Rayhan hanya mengangguk, "Ya udah, ibu makan dong,"

"Iya," Shinta segera mengisi piringnya dengan nasi goreng.

Rayhan selesai dengan cepat, lalu segera minum air putihnya di gelasnyan hingga habis setengah. Setelah itu berdiri dan menyalami ibunya, "Rayhan berangkat dulu ya, bu," tangan kirinya segera meraih tas nya dan menyampirkannya di bahu sebelah kirinya. Meraih sepatunya yang di rak dan memakainya.

"Hati-hati sayang," shinta tersenyum, "Nggak perlu ibu antar ke depan,kan?"

Rayhan menggeleng sambil terkekeh pelan "Nggak usah bu, orang aku cuma ke sekolah kayak mau ke mana aja pake antar ke depan segala," candanya. "Ya udah, aku berangkat ya bu, jadi dua kali kan pamitnya.. Assalamualaikum."

Shinta tertawa pelan mendengar gurauan anaknya, "Waalaikumsalam," balasnya.

Rayhan menghilang dari pandangan Shinta, sendok yang di genggamnya jatuh begitu saja, matanya memanas melihat sang putra yang sudah beranjak dewasa tanpa kasih sayang seorang ayah. Ia tahu sebenarnya Rayhan ingin sekali tahu di mana ayahnya, tapi sampai detik ini setiap kali Rayhan menanyakan dimana ayahnya selalu Shinta alihkan pembicaraan hingga mungkin membuat lelaki itu enggan untuk bertanya lagi.

Sebenarnya bukan Shinta tidak mau memberi tahu, hanya dia pun juga tidak tahu dimana keberadaan suaminya itu setelah kejadian belasan tahun yang lalu. Ia juga tidak siap jika Rayhan tahu apa yang terjadi denganayahnya di masa lalu.
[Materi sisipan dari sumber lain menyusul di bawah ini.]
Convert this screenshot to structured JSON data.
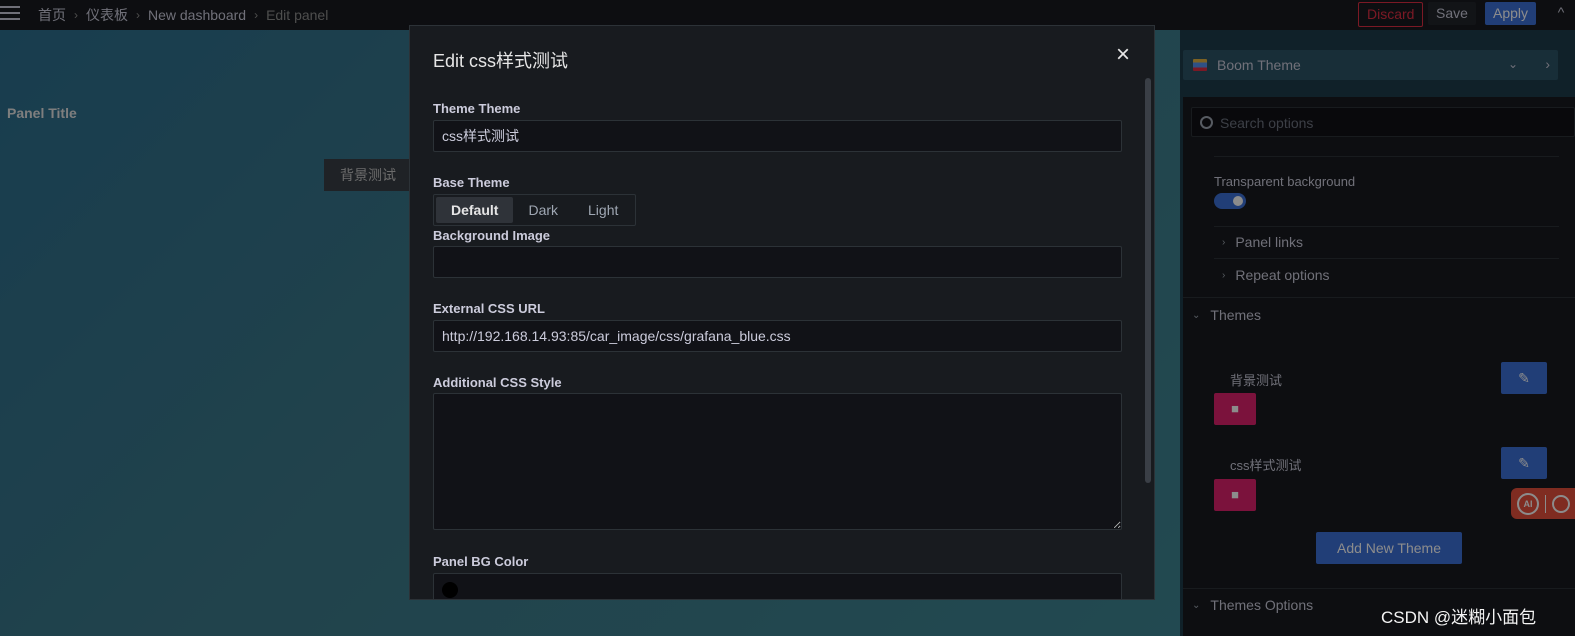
{
  "topbar": {
    "breadcrumbs": [
      "首页",
      "仪表板",
      "New dashboard",
      "Edit panel"
    ],
    "separator": "›",
    "discard_label": "Discard",
    "save_label": "Save",
    "apply_label": "Apply",
    "collapse_glyph": "^"
  },
  "canvas": {
    "panel_title": "Panel Title",
    "chip_label": "背景测试",
    "background_colors": [
      "#2d6f8f",
      "#3e8694"
    ]
  },
  "options_pane": {
    "visualization": "Boom Theme",
    "search_placeholder": "Search options",
    "transparent_bg_label": "Transparent background",
    "transparent_bg_enabled": true,
    "sections": [
      "Panel links",
      "Repeat options"
    ],
    "themes_section": "Themes",
    "themes": [
      {
        "name": "背景测试"
      },
      {
        "name": "css样式测试"
      }
    ],
    "add_theme_label": "Add New Theme",
    "themes_options_section": "Themes Options"
  },
  "modal": {
    "title": "Edit css样式测试",
    "theme_name_label": "Theme Theme",
    "theme_name_value": "css样式测试",
    "base_theme_label": "Base Theme",
    "base_theme_options": [
      "Default",
      "Dark",
      "Light"
    ],
    "base_theme_selected": "Default",
    "background_image_label": "Background Image",
    "background_image_value": "",
    "external_css_label": "External CSS URL",
    "external_css_value": "http://192.168.14.93:85/car_image/css/grafana_blue.css",
    "additional_css_label": "Additional CSS Style",
    "additional_css_value": "",
    "panel_bg_color_label": "Panel BG Color",
    "panel_bg_color": "#000000"
  },
  "floating_tool": {
    "label": "AI"
  },
  "watermark": "CSDN @迷糊小面包",
  "colors": {
    "accent": "#3d71d9",
    "danger": "#e02f44",
    "delete": "#e0226e",
    "modal_bg": "#181b1f"
  }
}
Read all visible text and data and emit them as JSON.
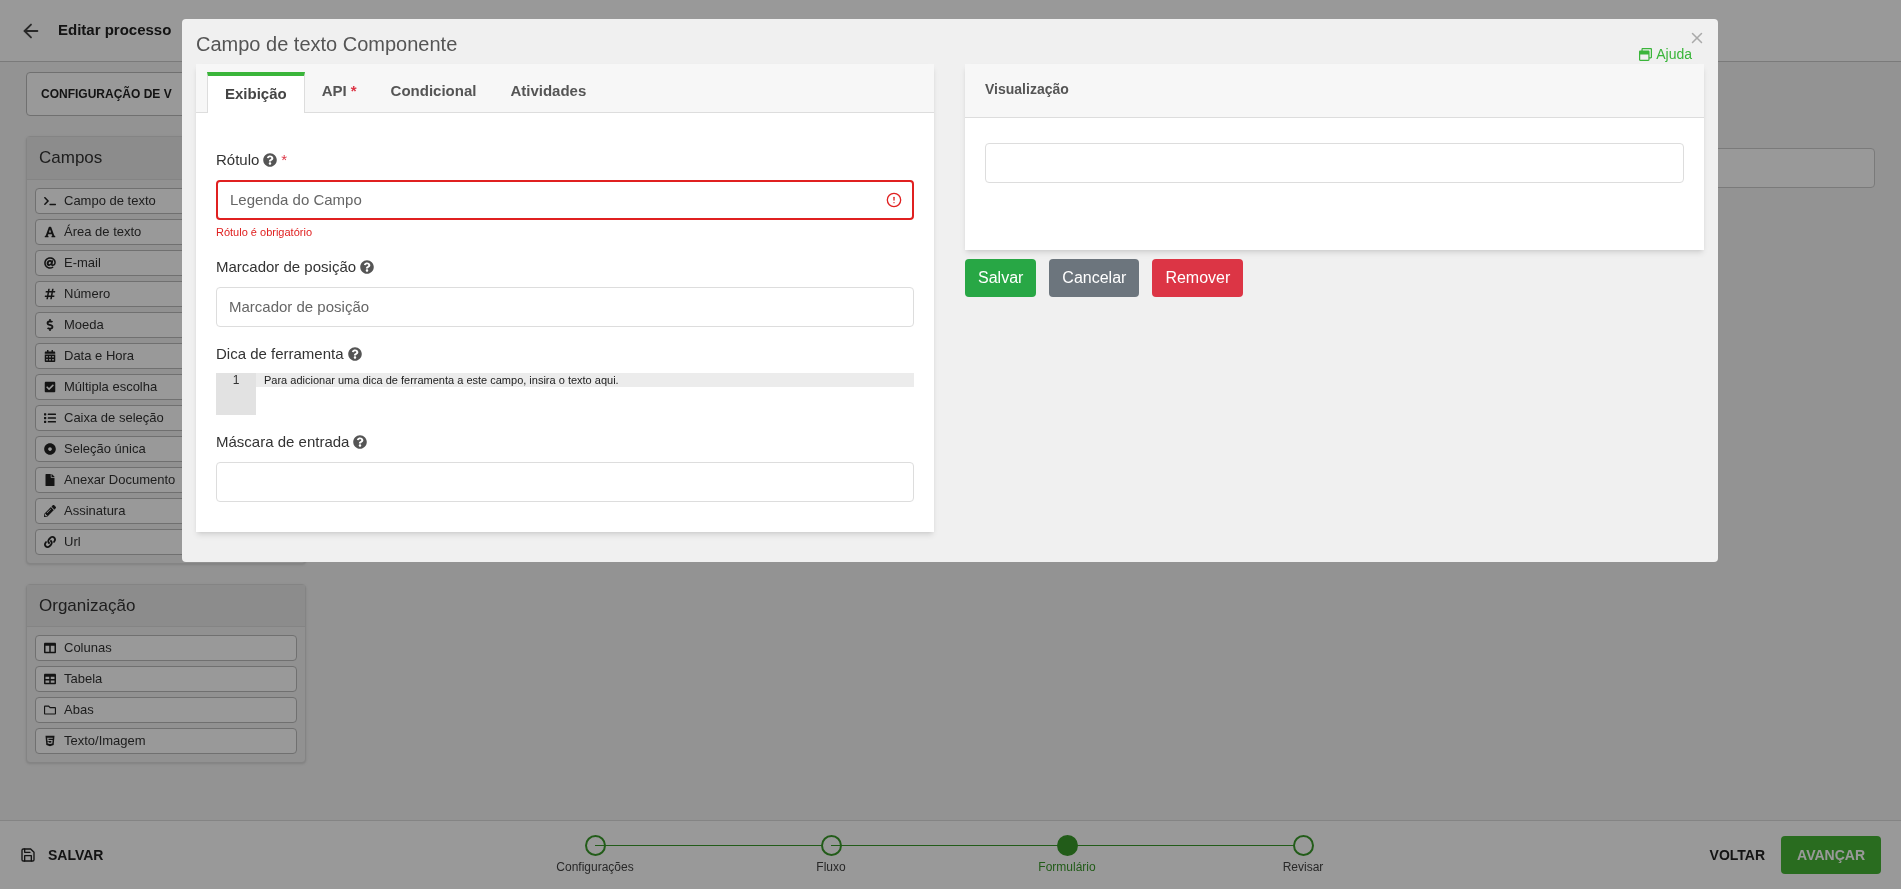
{
  "header": {
    "title": "Editar processo"
  },
  "config_button": "CONFIGURAÇÃO DE V",
  "fields_panel": {
    "title": "Campos",
    "items": [
      "Campo de texto",
      "Área de texto",
      "E-mail",
      "Número",
      "Moeda",
      "Data e Hora",
      "Múltipla escolha",
      "Caixa de seleção",
      "Seleção única",
      "Anexar Documento",
      "Assinatura",
      "Url"
    ]
  },
  "organization_panel": {
    "title": "Organização",
    "items": [
      "Colunas",
      "Tabela",
      "Abas",
      "Texto/Imagem"
    ]
  },
  "modal": {
    "title": "Campo de texto Componente",
    "help_link": "Ajuda",
    "required_mark": "*",
    "tabs": [
      {
        "label": "Exibição",
        "selected": true,
        "required": false
      },
      {
        "label": "API",
        "selected": false,
        "required": true
      },
      {
        "label": "Condicional",
        "selected": false,
        "required": false
      },
      {
        "label": "Atividades",
        "selected": false,
        "required": false
      }
    ],
    "form": [
      {
        "kind": "input",
        "label": "Rótulo",
        "required": true,
        "placeholder": "Legenda do Campo",
        "invalid": true,
        "error": "Rótulo é obrigatório"
      },
      {
        "kind": "input",
        "label": "Marcador de posição",
        "required": false,
        "placeholder": "Marcador de posição",
        "invalid": false
      },
      {
        "kind": "editor",
        "label": "Dica de ferramenta",
        "required": false,
        "line_number": "1",
        "text": "Para adicionar uma dica de ferramenta a este campo, insira o texto aqui."
      },
      {
        "kind": "input",
        "label": "Máscara de entrada",
        "required": false,
        "invalid": false
      }
    ],
    "preview": {
      "title": "Visualização"
    },
    "buttons": [
      {
        "label": "Salvar",
        "kind": "success"
      },
      {
        "label": "Cancelar",
        "kind": "secondary"
      },
      {
        "label": "Remover",
        "kind": "danger"
      }
    ]
  },
  "footer": {
    "save": "SALVAR",
    "steps": [
      {
        "label": "Configurações",
        "selected": false
      },
      {
        "label": "Fluxo",
        "selected": false
      },
      {
        "label": "Formulário",
        "selected": true
      },
      {
        "label": "Revisar",
        "selected": false
      }
    ],
    "back": "VOLTAR",
    "next": "AVANÇAR"
  }
}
Dan yang membuat air matanya berderai hebat adalah putra kesanyangannya itu harus banting tulang bekerja demi memenuhi kebutuhan hidup mereka berdua, walaupun ia juga mencuci tapi tak bisa mencukupi kebutuhan hidup mereka di era zaman seperti ini. Shinta menghapus air matanya, segera berdiri untuk membereskan meja makan.

***

Dera terbangun gadis itu menguap, tangan kanannya mematikan alarm handphonenya, ia melihat jam yang ada di dinding kamar, dan itu sukses membuat matanya hampir keluar pada tempatnya. Jam menunjukkan pukul 07:14, ia segera berdiri dan bergegas menuju kamar mandi, ia tak punya banyak waktu untuk mandi akhirnya hanya mencuci wajah, gosok gigi dan segera meraih seragamnya berganti secepat mungkin.

Setelah semuanya selesai, Dera segera memakai sepatu dan meraih tas sebelum merapikan rambutnya terlebih dahulu.

Gadis itu menuruni anak tangga terburu-buru, hingga di depan rumah segera menghampiri supir dan menyuruhnya untuk segera berangkat. "Ayo mang, cepetan!" serunya dengan napas ngos-ngosan.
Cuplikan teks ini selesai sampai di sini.